Monday, August 03, 2015

Soothsaying


Back in Roman times soothsayers would predict the future by examining the entrails of animals. And astrologers throughout time have relied on the placement of stars to guide people's life decisions. Ditto, numerology. All these pseudo-sciences relay on man's superstitious nature to survive ... and there are modern-day equivalents. For example, trading in stocks, commodities, etc. often is predicated on "technical analysis" ... a misnomer if there ever was one.

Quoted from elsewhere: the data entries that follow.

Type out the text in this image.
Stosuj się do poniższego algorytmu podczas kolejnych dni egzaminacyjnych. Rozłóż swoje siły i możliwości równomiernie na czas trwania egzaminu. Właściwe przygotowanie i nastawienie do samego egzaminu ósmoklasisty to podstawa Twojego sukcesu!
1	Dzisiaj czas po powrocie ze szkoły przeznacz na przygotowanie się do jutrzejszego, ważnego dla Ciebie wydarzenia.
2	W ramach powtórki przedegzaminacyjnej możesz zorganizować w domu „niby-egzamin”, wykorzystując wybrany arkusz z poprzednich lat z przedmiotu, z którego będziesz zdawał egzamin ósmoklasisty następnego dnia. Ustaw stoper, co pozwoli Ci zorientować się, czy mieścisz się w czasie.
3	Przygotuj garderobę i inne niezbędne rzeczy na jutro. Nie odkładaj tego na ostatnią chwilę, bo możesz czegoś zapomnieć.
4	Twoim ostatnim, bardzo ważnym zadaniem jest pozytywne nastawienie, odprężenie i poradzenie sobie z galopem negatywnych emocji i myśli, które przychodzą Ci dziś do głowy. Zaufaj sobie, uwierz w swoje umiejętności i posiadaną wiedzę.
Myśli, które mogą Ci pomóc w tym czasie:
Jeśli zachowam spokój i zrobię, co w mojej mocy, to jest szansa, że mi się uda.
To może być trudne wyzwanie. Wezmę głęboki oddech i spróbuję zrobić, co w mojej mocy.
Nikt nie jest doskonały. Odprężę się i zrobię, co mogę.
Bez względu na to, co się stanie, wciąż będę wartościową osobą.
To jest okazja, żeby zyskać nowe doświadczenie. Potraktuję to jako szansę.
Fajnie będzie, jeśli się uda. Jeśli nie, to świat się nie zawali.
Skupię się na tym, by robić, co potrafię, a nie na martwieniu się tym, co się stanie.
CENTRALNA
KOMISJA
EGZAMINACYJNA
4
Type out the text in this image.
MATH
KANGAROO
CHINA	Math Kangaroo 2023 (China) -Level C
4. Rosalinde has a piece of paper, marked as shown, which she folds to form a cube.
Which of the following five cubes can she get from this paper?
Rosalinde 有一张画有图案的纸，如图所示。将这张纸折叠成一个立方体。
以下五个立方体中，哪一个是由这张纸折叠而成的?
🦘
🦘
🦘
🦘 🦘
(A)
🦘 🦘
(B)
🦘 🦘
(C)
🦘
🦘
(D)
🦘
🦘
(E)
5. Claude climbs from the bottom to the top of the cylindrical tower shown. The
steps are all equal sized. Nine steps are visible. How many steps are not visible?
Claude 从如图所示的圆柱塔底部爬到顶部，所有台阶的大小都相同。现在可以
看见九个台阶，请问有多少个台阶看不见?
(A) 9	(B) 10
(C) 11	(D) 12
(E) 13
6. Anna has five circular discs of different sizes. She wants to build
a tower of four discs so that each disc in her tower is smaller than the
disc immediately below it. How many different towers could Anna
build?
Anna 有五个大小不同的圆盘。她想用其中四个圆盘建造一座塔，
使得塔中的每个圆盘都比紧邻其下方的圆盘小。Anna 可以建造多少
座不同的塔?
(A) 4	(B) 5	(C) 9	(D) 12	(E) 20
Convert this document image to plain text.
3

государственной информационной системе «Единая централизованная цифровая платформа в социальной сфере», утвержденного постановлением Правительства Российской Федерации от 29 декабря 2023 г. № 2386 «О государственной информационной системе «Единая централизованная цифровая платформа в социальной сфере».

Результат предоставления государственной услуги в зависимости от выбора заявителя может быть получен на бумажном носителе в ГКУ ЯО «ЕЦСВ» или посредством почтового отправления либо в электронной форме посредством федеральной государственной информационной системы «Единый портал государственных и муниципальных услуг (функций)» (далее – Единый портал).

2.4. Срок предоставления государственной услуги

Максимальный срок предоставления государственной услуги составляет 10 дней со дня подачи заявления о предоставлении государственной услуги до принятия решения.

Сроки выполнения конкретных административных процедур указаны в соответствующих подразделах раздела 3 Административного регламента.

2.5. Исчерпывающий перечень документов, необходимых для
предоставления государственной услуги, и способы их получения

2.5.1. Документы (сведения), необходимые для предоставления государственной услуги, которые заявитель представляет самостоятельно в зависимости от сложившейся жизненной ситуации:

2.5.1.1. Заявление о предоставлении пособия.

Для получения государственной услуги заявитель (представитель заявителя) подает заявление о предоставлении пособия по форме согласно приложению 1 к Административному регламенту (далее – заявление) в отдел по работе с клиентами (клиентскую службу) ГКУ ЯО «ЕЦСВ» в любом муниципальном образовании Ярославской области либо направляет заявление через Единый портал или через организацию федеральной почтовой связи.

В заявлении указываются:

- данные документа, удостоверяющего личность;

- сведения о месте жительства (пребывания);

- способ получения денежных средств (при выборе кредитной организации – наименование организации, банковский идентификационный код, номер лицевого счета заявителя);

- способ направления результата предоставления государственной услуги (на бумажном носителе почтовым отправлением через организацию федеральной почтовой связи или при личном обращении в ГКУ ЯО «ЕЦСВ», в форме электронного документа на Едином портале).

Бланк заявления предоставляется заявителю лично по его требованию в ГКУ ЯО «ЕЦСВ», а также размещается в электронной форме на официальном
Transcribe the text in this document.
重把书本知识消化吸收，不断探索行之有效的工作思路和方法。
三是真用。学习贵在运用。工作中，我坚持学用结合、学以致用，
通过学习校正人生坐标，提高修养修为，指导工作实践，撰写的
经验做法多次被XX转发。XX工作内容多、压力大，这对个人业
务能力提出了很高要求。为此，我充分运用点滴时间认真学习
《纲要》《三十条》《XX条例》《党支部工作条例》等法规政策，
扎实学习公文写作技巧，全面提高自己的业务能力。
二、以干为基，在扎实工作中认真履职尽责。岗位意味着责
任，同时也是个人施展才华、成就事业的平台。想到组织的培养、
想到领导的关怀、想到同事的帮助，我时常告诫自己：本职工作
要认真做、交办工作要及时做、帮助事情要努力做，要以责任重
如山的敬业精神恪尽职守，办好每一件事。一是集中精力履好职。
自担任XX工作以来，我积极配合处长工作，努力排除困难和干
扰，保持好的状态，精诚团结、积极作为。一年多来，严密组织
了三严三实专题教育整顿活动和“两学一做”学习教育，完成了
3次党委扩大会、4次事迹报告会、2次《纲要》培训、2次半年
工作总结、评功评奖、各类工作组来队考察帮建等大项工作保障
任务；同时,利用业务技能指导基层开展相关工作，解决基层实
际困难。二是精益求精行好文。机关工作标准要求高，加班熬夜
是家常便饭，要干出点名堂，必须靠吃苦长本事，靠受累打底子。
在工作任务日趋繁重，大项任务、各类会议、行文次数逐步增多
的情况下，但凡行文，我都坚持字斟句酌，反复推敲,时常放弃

Technical analysis in its truest form ignores all the fundamental metrics associated with such trading entities (such as price-earnings rations, earnings growth, yield, etc. in the case of stocks) and concentrates on discerning patterns in the chart of price and volume movements (a little like animal entrails.) Such  charting terms as 200-day moving averages, reverse head-and-shoulders, triple bottoms, Fibonacci series, etc. are often used to make buy or sell decisions ... sometimes successfully.

But why would such dice-rolling succeed? Because there are legions of other traders who believe in such omens. Why are 50-day or 200-day moving averages important? Why not 23-day or 174-day moving averages? Well, it is only because that is what nearly all the "technicians" use ... therefore, this can be predictive of what other soothsayers are going to do ... and so early discerners of such movements can, and often do prosper. This then become a validation of such silliness ... which is why is survives.

This whole technical analysis thing is kinda like going to a gambling casino when, if you have any rationality, you will know that the cards are stacked against you ... but, somehow you still believe you can beat them at their own games.

A very few do, but most don't.


1 comment:

Anonymous said...

The economist Paul Samuelson once said "Most technicians have holes in their shoes."